Glen Johnson scored an upset in the Super Six super middleweight boxing tournament simply by being part of it.
When plans for the tournament were announced in July 2009, Johnson hadn't fought at 168 pounds in nearly nine years and was an established light heavyweight.
But he agreed to participate in the event after a couple of the original fighters dropped out with injuries.
"When I got the phone call inviting me to participate, I got excited," Johnson said. "The only downfall was who I was fighting."
Johnson, 41, will fight good friend Allan Green on Saturday at the MGM Grand Garden. The winner will advance to the Super Six semifinals sometime in early 2011.
Andre Ward leads the tournament with a 3-0 record and six points, followed by Arthur Abraham (1-1, one knockout) and Carl Froch (1-1), who face each other Nov. 27 in Helsinki, Finland.
In the tourney's format, the winning fighter earns two points plus a bonus point for a knockout or technical knockout, while the loser receives no points. A draw is worth one point for both fighters.
Johnson is replacing Mikkel Kessler, who pulled out after injuring his left eye in August while preparing for a Sept. 25 fight against Green.
Johnson's last super middleweight fight was in September 2000, a sixth-round TKO win over Toks Owoh.
"I didn't leave the super middleweight division because I couldn't make weight. I left because I had better opportunities at light heavyweight," said Johnson (50-14-2, 34 knockouts).
Green, who replaced Jermain Taylor in the tournament earlier this year, is coming off a 12-round unanimous-decision loss to Ward on June 19.
"I don't think I need to redeem myself to me, but I need to redeem myself to my fans," Green said. "I know exactly what went wrong that night. But it was more about what went wrong leading up to that night -- I had to lose 28 pounds in three weeks, and when you do that you're not going to be 100 percent. It's as simple as that."
The 31-year-old Green (29-2, 20 knockouts) said he had been in the gym all along training for Kessler so he's in much better shape to face Johnson.
"I've done everything right this time," Green said. "I dropped my weight slowly. I've been eating right. I feel great. It's not even an issue."
Johnson said he briefly considered not taking the fight because of his friendship with Green. They have helped each other through the years, sparring and working out to prepare for big fights.
"I did have that feeling, but, at the end of the day, it's business," Johnson said. "When you sign up to be a boxer, a lot of times you compete against friends. It's some of the things you have to do."

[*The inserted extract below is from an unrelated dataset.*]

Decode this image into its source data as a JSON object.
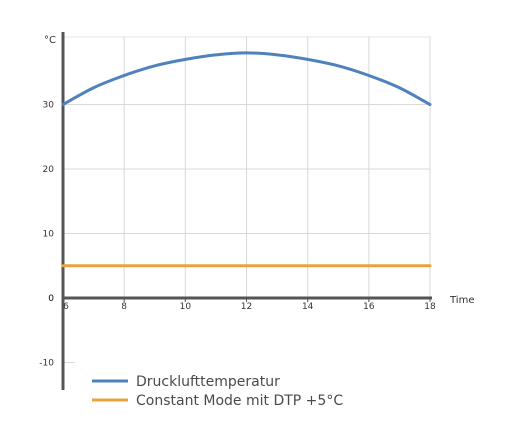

Johnson said he doesn't need to feel animosity toward his opponent in order to try to beat him.
"I have no hate. I never have any hate for any opponent I face," he said. "For me, it's purely competition. But nobody pays to see Glen Johnson shadowbox, so I need to have someone to compete with."
Green has no problem being that someone.
"I knew Glen hadn't fought at this weight in a long time, and I wanted to make sure he wasn't flirting with disaster," he said. "Once I got past that, it was like any other fight.
"Glen is a friend of mine, a very close friend of mine. But it's like if you put a steak in front of two starving lions, they're going to fight over that steak. Even if the lions like each other."